On se plait à imaginer que la marraine madeleine, célibataire et certainement dame patronnesse, a demandé que la préséance lui soit donnée, que ce soit un garçon ou une fille. Bien entendu ce malheureux a toujours utilisé son seul second prénom au cours de sa vie.

Le 31 août 1788 naît le dernier et septième enfant d’André, prénommé Louis André Lazare. Cette fois la famille Gibelin semble s’être prise en main, en choisissant comme parrain et marraine le frère et la sœur aînés du nouveau né.

Si l’ainée Maxime, qui a 14 ans, est notée comme « illiterée » le cadet Louis, qui avait 12 ans, signe comme parrain en compagnie du père. Ce gamin n’était donc déjà plus illettré, et il deviendra dans les années 1830 lui aussi maire du Cannet.

André n'était pas un horloger suisse, mais sa régularité a quelque chose de très surprenant : entre son mariage et la naissance du septième enfant, il y a eu une naissance tous les deux ans, à la même époque, sauf en 1984 qui a vu son épouse décéder quelques mois avant la période d'accouchement "habituelle". Au point de se demander si sa mort n'aurait pas été liée à une sixième grossesse en cours.

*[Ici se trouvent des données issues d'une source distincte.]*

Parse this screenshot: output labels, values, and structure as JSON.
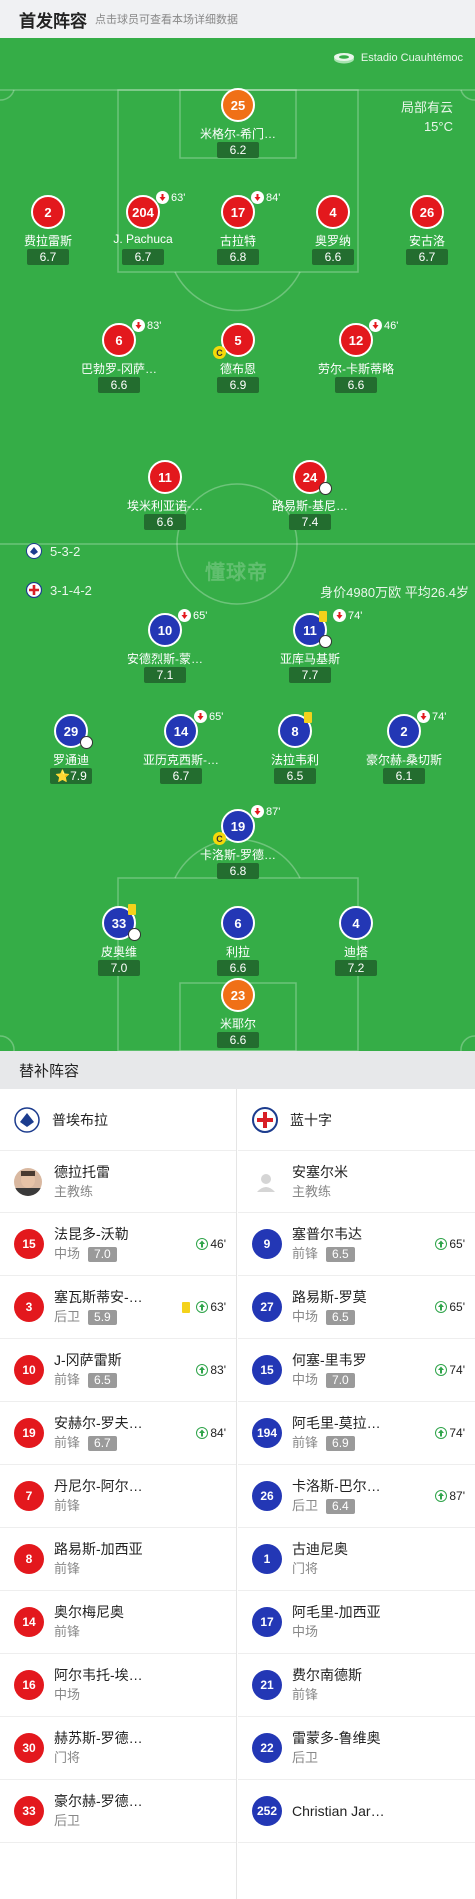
{
  "header": {
    "title": "首发阵容",
    "hint": "点击球员可查看本场详细数据"
  },
  "pitch": {
    "venue": "Estadio Cuauhtémoc",
    "weather": [
      "局部有云",
      "15°C"
    ],
    "watermark": "懂球帝",
    "home_formation": "5-3-2",
    "away_formation": "3-1-4-2",
    "away_value": "身价4980万欧 平均26.4岁"
  },
  "home_players": [
    {
      "number": "25",
      "name": "米格尔-希门…",
      "rating": "6.2",
      "color": "orange"
    },
    {
      "number": "2",
      "name": "费拉雷斯",
      "rating": "6.7",
      "color": "red"
    },
    {
      "number": "204",
      "name": "J. Pachuca",
      "rating": "6.7",
      "color": "red",
      "sub_min": "63'"
    },
    {
      "number": "17",
      "name": "古拉特",
      "rating": "6.8",
      "color": "red",
      "sub_min": "84'"
    },
    {
      "number": "4",
      "name": "奥罗纳",
      "rating": "6.6",
      "color": "red"
    },
    {
      "number": "26",
      "name": "安古洛",
      "rating": "6.7",
      "color": "red"
    },
    {
      "number": "6",
      "name": "巴勃罗-冈萨…",
      "rating": "6.6",
      "color": "red",
      "sub_min": "83'"
    },
    {
      "number": "5",
      "name": "德布恩",
      "rating": "6.9",
      "color": "red",
      "captain": "C"
    },
    {
      "number": "12",
      "name": "劳尔-卡斯蒂略",
      "rating": "6.6",
      "color": "red",
      "sub_min": "46'"
    },
    {
      "number": "11",
      "name": "埃米利亚诺-…",
      "rating": "6.6",
      "color": "red"
    },
    {
      "number": "24",
      "name": "路易斯-基尼…",
      "rating": "7.4",
      "color": "red"
    }
  ],
  "away_players": [
    {
      "number": "10",
      "name": "安德烈斯-蒙…",
      "rating": "7.1",
      "color": "blue",
      "sub_min": "65'"
    },
    {
      "number": "11",
      "name": "亚库马基斯",
      "rating": "7.7",
      "color": "blue",
      "sub_min": "74'"
    },
    {
      "number": "29",
      "name": "罗通迪",
      "rating": "7.9",
      "color": "blue",
      "star": "⭐"
    },
    {
      "number": "14",
      "name": "亚历克西斯-…",
      "rating": "6.7",
      "color": "blue",
      "sub_min": "65'"
    },
    {
      "number": "8",
      "name": "法拉韦利",
      "rating": "6.5",
      "color": "blue"
    },
    {
      "number": "2",
      "name": "豪尔赫-桑切斯",
      "rating": "6.1",
      "color": "blue",
      "sub_min": "74'"
    },
    {
      "number": "19",
      "name": "卡洛斯-罗德…",
      "rating": "6.8",
      "color": "blue",
      "sub_min": "87'",
      "captain": "C"
    },
    {
      "number": "33",
      "name": "皮奥维",
      "rating": "7.0",
      "color": "blue"
    },
    {
      "number": "6",
      "name": "利拉",
      "rating": "6.6",
      "color": "blue"
    },
    {
      "number": "4",
      "name": "迪塔",
      "rating": "7.2",
      "color": "blue"
    },
    {
      "number": "23",
      "name": "米耶尔",
      "rating": "6.6",
      "color": "orange"
    }
  ],
  "subs": {
    "title": "替补阵容",
    "home": {
      "team": "普埃布拉",
      "coach": {
        "name": "德拉托雷",
        "role": "主教练"
      },
      "players": [
        {
          "number": "15",
          "name": "法昆多-沃勒",
          "position": "中场",
          "rating": "7.0",
          "minute": "46'"
        },
        {
          "number": "3",
          "name": "塞瓦斯蒂安-…",
          "position": "后卫",
          "rating": "5.9",
          "minute": "63'"
        },
        {
          "number": "10",
          "name": "J-冈萨雷斯",
          "position": "前锋",
          "rating": "6.5",
          "minute": "83'"
        },
        {
          "number": "19",
          "name": "安赫尔-罗夫…",
          "position": "前锋",
          "rating": "6.7",
          "minute": "84'"
        },
        {
          "number": "7",
          "name": "丹尼尔-阿尔…",
          "position": "前锋"
        },
        {
          "number": "8",
          "name": "路易斯-加西亚",
          "position": "前锋"
        },
        {
          "number": "14",
          "name": "奥尔梅尼奥",
          "position": "前锋"
        },
        {
          "number": "16",
          "name": "阿尔韦托-埃…",
          "position": "中场"
        },
        {
          "number": "30",
          "name": "赫苏斯-罗德…",
          "position": "门将"
        },
        {
          "number": "33",
          "name": "豪尔赫-罗德…",
          "position": "后卫"
        }
      ]
    },
    "away": {
      "team": "蓝十字",
      "coach": {
        "name": "安塞尔米",
        "role": "主教练"
      },
      "players": [
        {
          "number": "9",
          "name": "塞普尔韦达",
          "position": "前锋",
          "rating": "6.5",
          "minute": "65'"
        },
        {
          "number": "27",
          "name": "路易斯-罗莫",
          "position": "中场",
          "rating": "6.5",
          "minute": "65'"
        },
        {
          "number": "15",
          "name": "何塞-里韦罗",
          "position": "中场",
          "rating": "7.0",
          "minute": "74'"
        },
        {
          "number": "194",
          "name": "阿毛里-莫拉…",
          "position": "前锋",
          "rating": "6.9",
          "minute": "74'"
        },
        {
          "number": "26",
          "name": "卡洛斯-巴尔…",
          "position": "后卫",
          "rating": "6.4",
          "minute": "87'"
        },
        {
          "number": "1",
          "name": "古迪尼奥",
          "position": "门将"
        },
        {
          "number": "17",
          "name": "阿毛里-加西亚",
          "position": "中场"
        },
        {
          "number": "21",
          "name": "费尔南德斯",
          "position": "前锋"
        },
        {
          "number": "22",
          "name": "雷蒙多-鲁维奥",
          "position": "后卫"
        },
        {
          "number": "252",
          "name": "Christian Jare…",
          "position": ""
        }
      ]
    }
  }
}
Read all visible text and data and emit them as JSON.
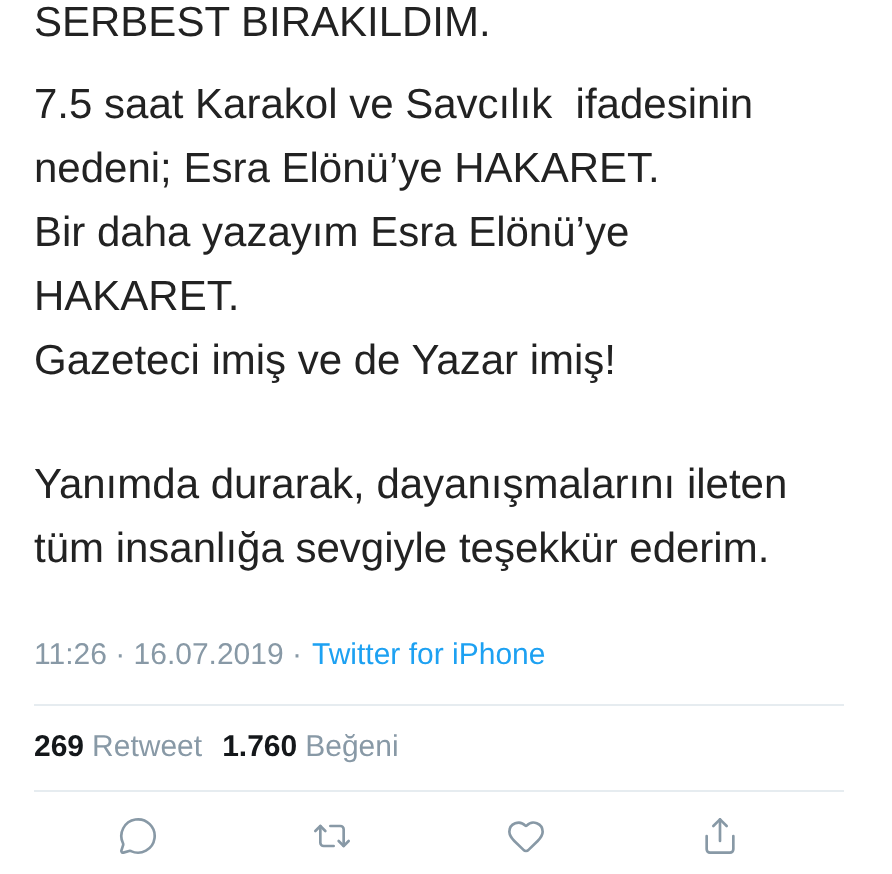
{
  "tweet": {
    "paragraphs": [
      {
        "lines": [
          "SERBEST BIRAKILDIM."
        ]
      },
      {
        "lines": [
          "7.5 saat Karakol ve Savcılık  ifadesinin",
          "nedeni; Esra Elönü’ye HAKARET.",
          "Bir daha yazayım Esra Elönü’ye",
          "HAKARET.",
          "Gazeteci imiş ve de Yazar imiş!"
        ]
      },
      {
        "lines": [
          "Yanımda durarak, dayanışmalarını ileten",
          "tüm insanlığa sevgiyle teşekkür ederim."
        ]
      }
    ],
    "timestamp": "11:26 · 16.07.2019 ·",
    "source": "Twitter for iPhone",
    "stats": [
      {
        "count": "269",
        "label": "Retweet"
      },
      {
        "count": "1.760",
        "label": "Beğeni"
      }
    ],
    "actions": [
      {
        "kind": "reply"
      },
      {
        "kind": "retweet"
      },
      {
        "kind": "like"
      },
      {
        "kind": "share"
      }
    ]
  }
}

Mais sous l'Ancien Régime comme plus tard sous la république, les actes de décès sont, sur la cause des décès, muets comme des tombes, pour faire un jeu de mot facile met macabre.

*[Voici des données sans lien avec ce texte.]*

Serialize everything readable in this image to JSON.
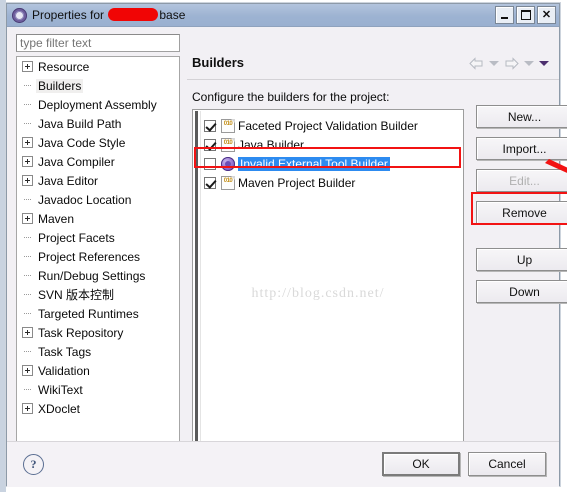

Une carrière brillante de notable

La carrière de négociant de notre aïeul fondateur semble ne pas avoir duré au-delà des premières années 1800. Il devient suivant les actes propriétaire ou cultivateur, mais son nom va être immortalisé car il figure en beaux caractères calligraphiés sur un grand nombre d’actes civils de la commune, naissances, mariages et décès. Il est en effet devenu maire du Cannet en août 1806. Il a quitté la fonction en 1810.

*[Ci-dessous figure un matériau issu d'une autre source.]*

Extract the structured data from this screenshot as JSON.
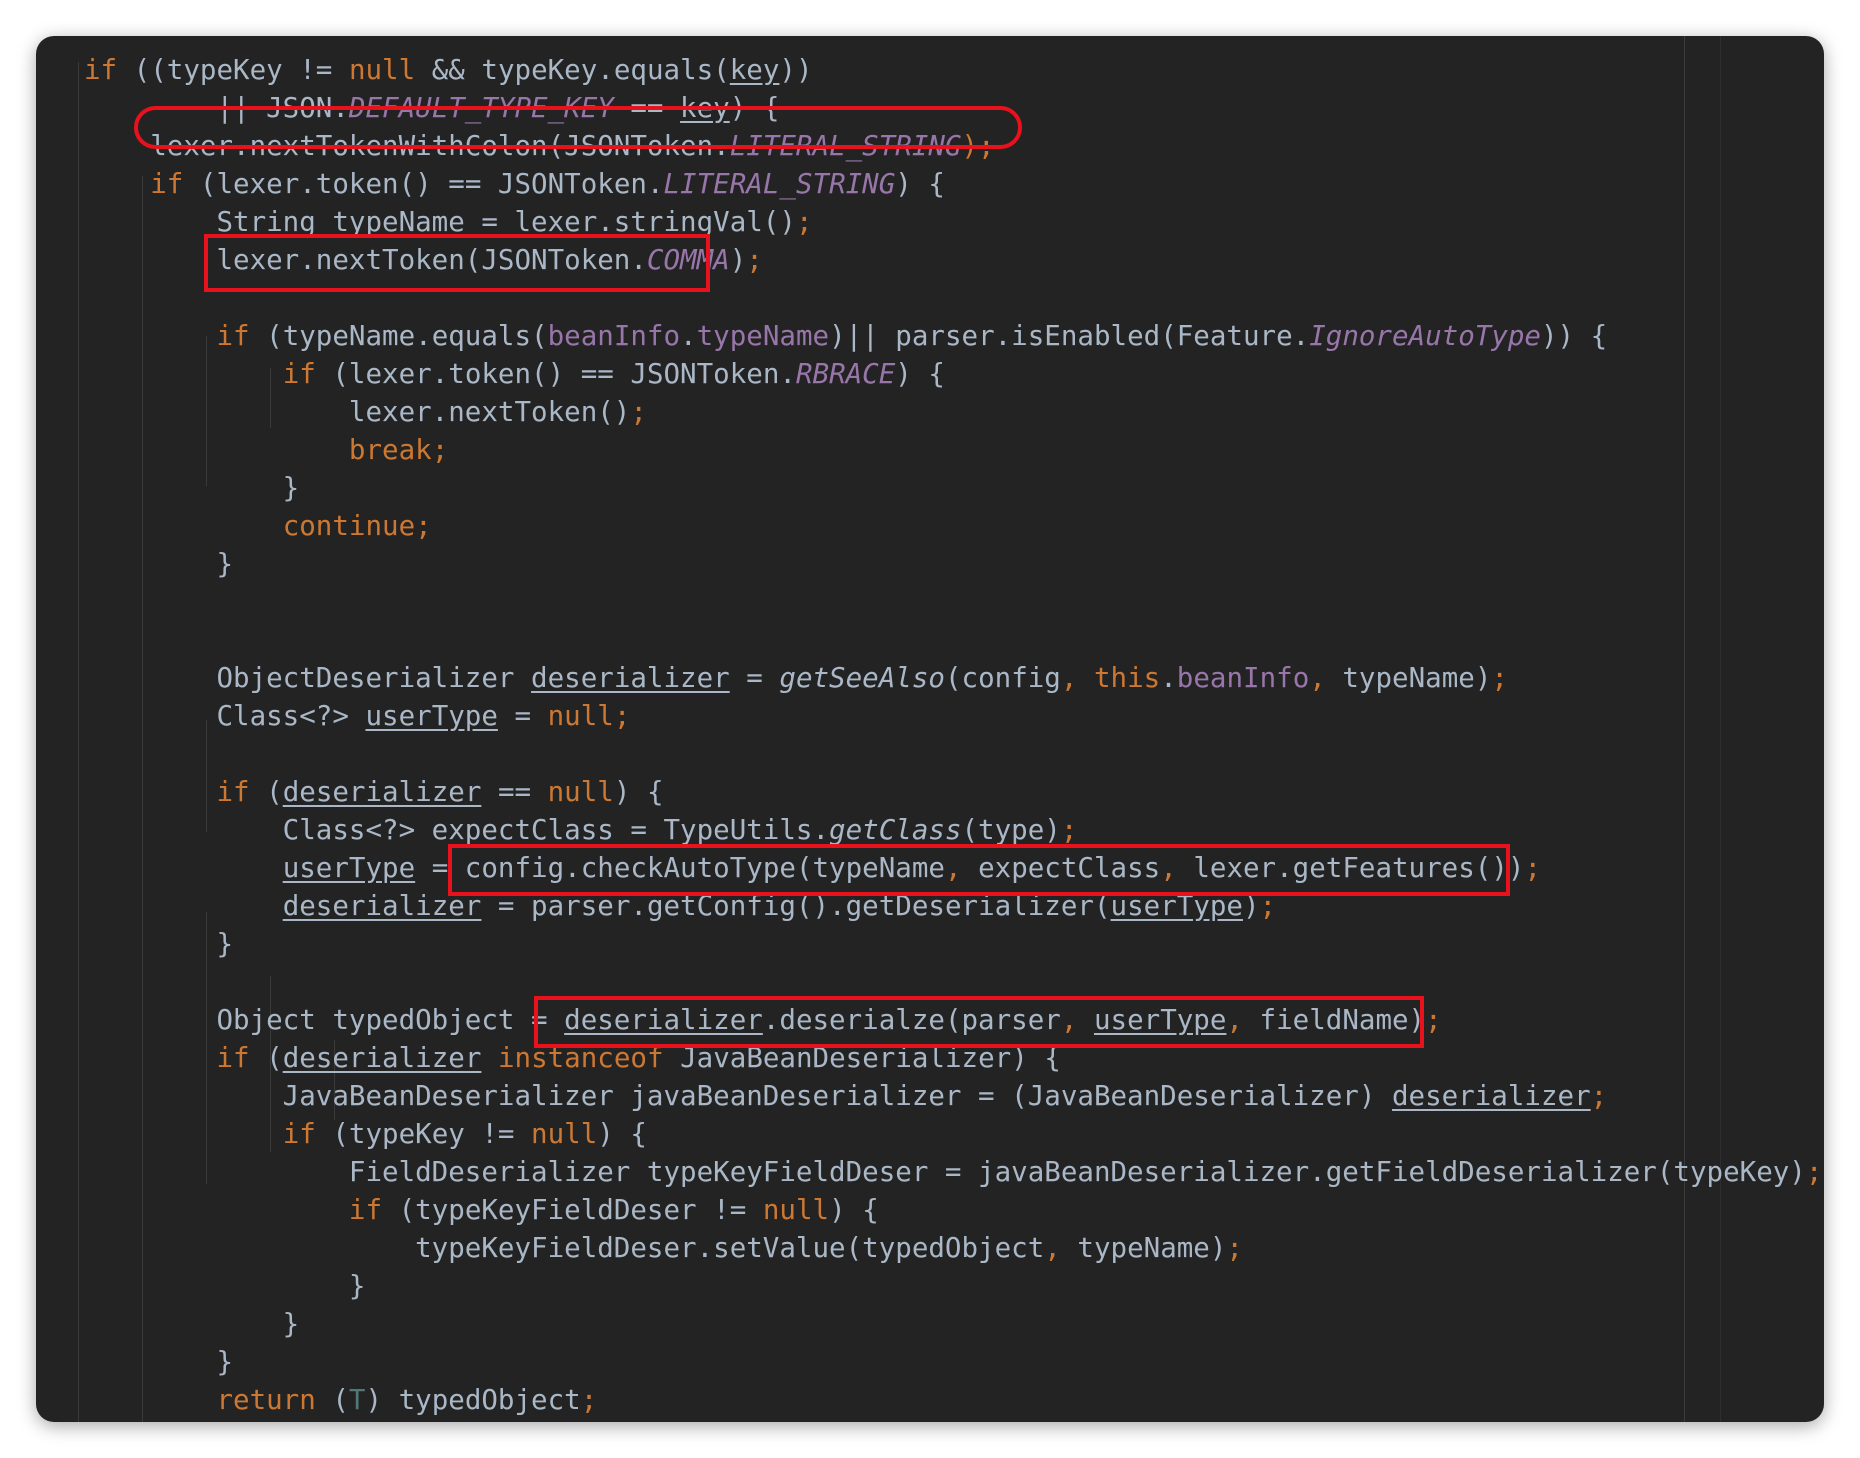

On retrouvera son nom en diverses occasions au bas des actes (mais sous la seule appellation André Gibelin) comme témoin de l’un ou l’autre des trois sortes d’actes, à l’instar de presque tous ses enfants. Etaient requis en effet au moins deux personnes pour naissances et décès et quatre pour les mariages.

Cet acte est accompli la plupart du temps dans un simple esprit de civisme, il ne faut pas perdre de vue que l’immense majorité de la population de ces communes du centre var était illettrée en 1800 ou comme on l’écrivait alors « illiterée ». Les signataires potentiels étaient donc fortement sollicités. Au-delà du service rendu, un témoignage révèle une marque de sympathie lorsqu’il s’agit d’un membre de la famille. A contrario, son absence dénote une opposition ou au moins une gêne.

Quant au maire, sa responsabilité et sa signature obligatoires sont d’un formalisme strict ; quelle que soit la nature de l’évènement, sa joie, sa douleur ou sa désapprobation ne peuvent transpirer. On imagine cependant sans peine de quels sentiments il peut être animé en signant certains actes, car la vie des familles paysannes du centre var au seuil du 19ème siècle était loin d’être menée le long d’un chemin tranquille.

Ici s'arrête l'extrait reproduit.